Last week, officials from several U.S. tech companies traveled to South Korea for a meeting with Samsung, asking about the market conditions due to Japan’s trade maneuvering.
But both governments are unlikely to be swayed by outside business pressures, said Scott Seaman, director for Asia at Eurasia Group in Washington.
“They likely want to be careful not to give anyone any reason to accuse them of considering the interests of foreign companies over the interests of their own countries’ firms,” Mr. Seaman said.
The Korea International Trade Association and four other economic groups sent a letter to Tokyo with a plea to roll back restrictions, saying “Japan’s actions endanger the principle of free trade.” Seoul hasn’t signaled it would take retaliatory trade moves, though it has discussed boosting homegrown alternatives. And locals are boycotting Japan-made products.
“The politicization of tech supply chains is a massive threat.” —Shaun Roache, S&P Global Ratings
Washington hasn’t taken an active role in easing tensions between two U.S. allies.

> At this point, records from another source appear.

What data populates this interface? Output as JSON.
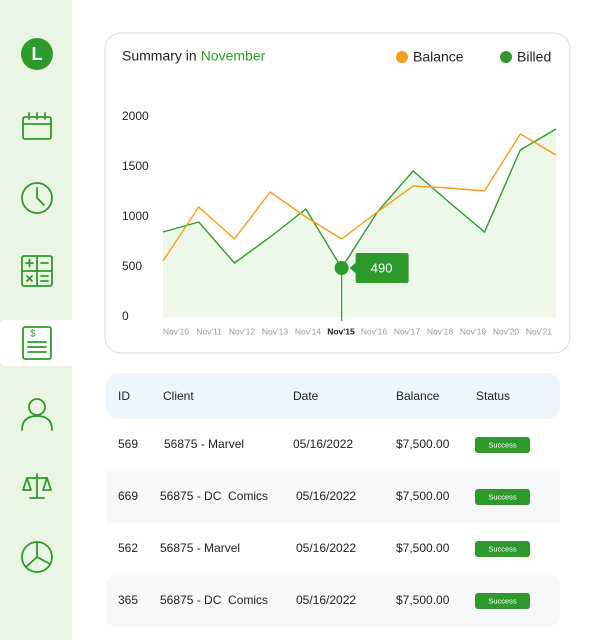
{
  "sidebar": {
    "logo": "L"
  },
  "chart_data": {
    "type": "line",
    "title": "Summary in",
    "title_highlight": "November",
    "categories": [
      "Nov'10",
      "Nov'11",
      "Nov'12",
      "Nov'13",
      "Nov'14",
      "Nov'15",
      "Nov'16",
      "Nov'17",
      "Nov'18",
      "Nov'19",
      "Nov'20",
      "Nov'21"
    ],
    "series": [
      {
        "name": "Balance",
        "color": "#f0a01e",
        "values": [
          560,
          1100,
          780,
          1250,
          1000,
          780,
          1050,
          1310,
          1290,
          1260,
          1830,
          1620
        ]
      },
      {
        "name": "Billed",
        "color": "#2e9a2e",
        "values": [
          850,
          950,
          540,
          800,
          1080,
          490,
          1050,
          1460,
          1150,
          850,
          1670,
          1880
        ]
      }
    ],
    "ylim": [
      0,
      2000
    ],
    "yticks": [
      0,
      500,
      1000,
      1500,
      2000
    ],
    "legend": "top-right",
    "grid": false
  },
  "table": {
    "columns": [
      "ID",
      "Client",
      "Date",
      "Balance",
      "Status"
    ],
    "rows": [
      [
        "569",
        "56875 - Marvel",
        "05/16/2022",
        "$7,500.00",
        "Success"
      ],
      [
        "669",
        "56875 - DC  Comics",
        "05/16/2022",
        "$7,500.00",
        "Success"
      ],
      [
        "562",
        "56875 - Marvel",
        "05/16/2022",
        "$7,500.00",
        "Success"
      ],
      [
        "365",
        "56875 - DC  Comics",
        "05/16/2022",
        "$7,500.00",
        "Success"
      ]
    ]
  }
}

President Trump last week signaled he could potentially get involved, though only if “both want me to.”
An expansion in trade restrictions as being considered by Japan could trigger temporary disruptions for nearly all of the roughly $52 billion in goods that South Korea imports from Japan, according to Goldman Sachs in a Monday report. Japan-made products represented about 11% of South Korea’s total imports last year, Goldman said.
South Korea is Japan’s third-largest export market. The two countries have yet to hold formal talks. Seoul sees the matter as flouting global trade rules, while Tokyo says the moves are justified for national-security reasons.
Currently, South Korea is one of 27 countries—and the only one from Asia—given preferential treatment by Tokyo when buying Japanese goods. Taiwan ranks No. 1 in Japanese exports of chip-making tools despite not being on the so-called “white list,” a sign deliveries can be prompt, the Semiconductor Equipment Association of Japan said Wednesday.
Investors have taken a bullish view on the Japan-South Korea dispute, believing shared economic interests will see the sides eventually sort things out. Even with deeper trade curbs against South Korea, the broader economic effects would be short term before trade sharply normalizes by November, Goldman Sachs said.
Spot prices of a major type of memory chip called DRAM, which gives devices multitasking speed, have risen roughly 20% since early July, according to DRAMeXchange, which tracks semiconductor sales.
Any further supply-chain constraints could cause prices of memory chips to significantly increase more, while some U.S. electronics companies—particularly those with operations in China—could face shortages, said Rajiv Biswas, chief economist in Asia-Pacific for market researcher IHS Markit.
“China and the U.S. could be affected,” Mr. Biswas said.
The U.S. trade groups’ letter was addressed to the trade ministers of Japan and South Korea. Those who signed included the National Association of Manufacturers, the Semiconductor Industry Association and the Consumer Technology Association, whose membership includes Apple and Amazon. It also included SEMI, a global supply-chain trade group, which has a large European constituency.
—Na-Young Kim in Seoul and Mayumi Negishi in Tokyo contributed to this article.